Stanley Cavell décortique le perfectionnisme moral du cinéma américain des années 1930-1940.
À quelle condition une vie est-elle réussie?? Stanley Cavell, philosophe spécialiste d’esthétique, affronte à son tour ce vieux problème dans un livre où la tradition philosophique dialogue avec l’histoire du cinéma. Écartant les réponses proposées par Kant et l’utilitarisme classique, Cavell opte pour le « perfectionnisme moral », conception dérivée de la morale aristotélicienne, qui voit dans l’amitié et le développement de nos facultés deux conditions nécessaires d’une vie accomplie. Il en retrouve des échos dans certaines productions hollywoodiennes des années 1930 et 1940, comme Indiscrétions, New York-Miami, ou L’Extravagant Mr. Deeds.

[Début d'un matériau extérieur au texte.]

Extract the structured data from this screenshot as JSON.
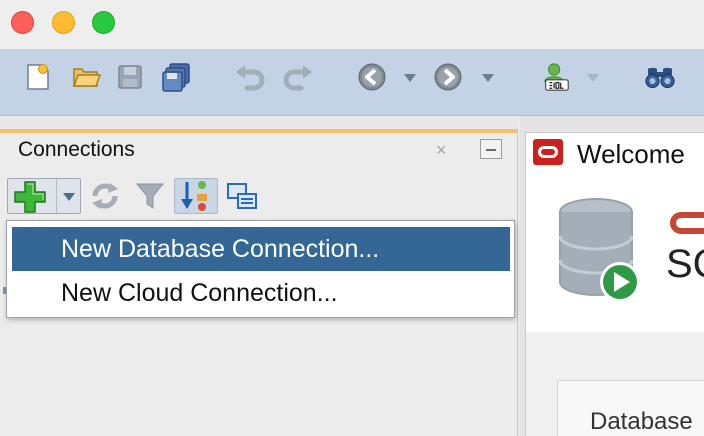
{
  "connections_panel": {
    "title": "Connections",
    "close_glyph": "×",
    "buttons": [
      {
        "icon": "add-icon"
      },
      {
        "icon": "refresh-icon"
      },
      {
        "icon": "filter-icon"
      },
      {
        "icon": "schema-toggle-icon"
      },
      {
        "icon": "connections-icon"
      }
    ]
  },
  "dropdown_menu": {
    "items": [
      {
        "label": "New Database Connection...",
        "selected": true
      },
      {
        "label": "New Cloud Connection...",
        "selected": false
      }
    ]
  },
  "welcome": {
    "tab_title": "Welcome",
    "product_fragment": "SC",
    "section_fragment": "Database"
  },
  "toolbar": {
    "buttons": [
      {
        "icon": "new-file-icon"
      },
      {
        "icon": "open-folder-icon"
      },
      {
        "icon": "save-icon"
      },
      {
        "icon": "save-all-icon"
      },
      {
        "icon": "undo-icon"
      },
      {
        "icon": "redo-icon"
      },
      {
        "icon": "back-icon"
      },
      {
        "icon": "forward-icon"
      },
      {
        "icon": "sql-worksheet-icon"
      },
      {
        "icon": "find-binoculars-icon"
      }
    ]
  },
  "colors": {
    "toolbar_bg": "#c3d2e4",
    "menu_selected_bg": "#346796",
    "panel_active_accent": "#f4c06a",
    "oracle_red": "#c74634"
  }
}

Pour Cavell, commente le Houston Chronicle, « ces films mettent en scène les choix moraux cruciaux des personnages, qui sont aussi les nôtres : “Comment doivent-ils vivre leur vie?? Quel type de personne souhaitent-ils devenir??” ». Mais l’approche laisse le critique littéraire du quotidien texan quelque peu perplexe : au fond, « Cavell s’efforce de donner à ces films plus de signification qu’ils n’en ont ».